The green mural is the most visible within the parking deck, and contains a massive sacred heart. The sacred heart is an important symbol in Roman Catholicism, and Hamil said she first got the idea to use the symbol from Bucciarelli.
“For me, the sacred heart is very connected to compassion,” Bucciarelli said. “Just to think about how huge the heart of Jesus is, and [how it] embraces everything and everyone – all the pain in the world and all the joy in the world. That’s my personal belief.”
The other two murals can be found within the stairwell, and Hamil said they can be seen as separate or as one larger piece. Both murals portray bluebirds, which Hamil said symbolize hope.
“Bluebirds are symbolic of good luck, good news, resolution, good fortune,” she said. “Every time I’ve seen them in my own life, it’s been a confirmation of something or a sign that I’m going to receive good news.”
In the yellow mural, a large rainbow halo can be seen encircling a bluebird. Hamil said she painted the halo in honor of her grandmother, another local, Atlanta-based artist who passed away in 2016 at St. Joseph’s.
“That was a tribute to her,” Hamil said. “And also a way for me to say thank you to the staff for taking care of her while she was there.”

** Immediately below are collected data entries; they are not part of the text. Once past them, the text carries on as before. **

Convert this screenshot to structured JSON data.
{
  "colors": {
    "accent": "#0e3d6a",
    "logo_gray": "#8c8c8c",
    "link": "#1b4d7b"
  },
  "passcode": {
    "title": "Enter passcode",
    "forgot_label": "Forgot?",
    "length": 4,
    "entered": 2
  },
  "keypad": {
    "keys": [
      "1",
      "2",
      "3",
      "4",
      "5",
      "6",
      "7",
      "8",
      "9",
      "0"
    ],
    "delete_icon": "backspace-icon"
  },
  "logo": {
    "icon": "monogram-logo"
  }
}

Although Bucciarelli’s two-year fellowship at St. Joseph’s has come to an end, she said she’s been told there are more plans to continue painting around the parking decks at the hospital, provided the hospital can find funding for the projects. She said from her perspective, the reaction to the first three has been overwhelmingly positive.
Kelsey Williams, who has been a nurse at St. Joseph’s for almost six years, said the murals were a welcome surprise. She wasn’t working when the murals were painted, discovering them when she came back to work.

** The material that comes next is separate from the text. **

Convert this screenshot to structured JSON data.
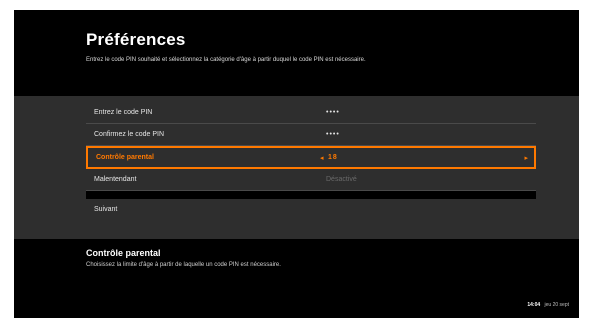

“You’re going into this fairly dark stairwell, and then there’s this spot of yellow and orange, and these rainbow colors,” she said. “It was just so fun to come in, when you’re normally expecting just dark grey, and then getting this burst of color.”
Williams worked at St. Joseph’s throughout the COVID-19 pandemic, and said the conditions she and her colleagues were working in became “overwhelming really fast.” She said helping the huge influx of patients who came into the hospital during the hardest months of the pandemic were emotionally heavy and physically taxing.
With cases and hospitalizations rising in the state, the pandemic is certainly not over, and hospital workers continue to put their health on the line to help others. St. Joseph’s murals may be a small act of solidarity, but Williams said the pop of color in the morning helps make the day a little brighter.
“Right before you walk in, or even at the end of the day when you’ve been working hard all day, and that’s the last thing you see before you get in your car,” she said. “To just have this little piece of sunshine.”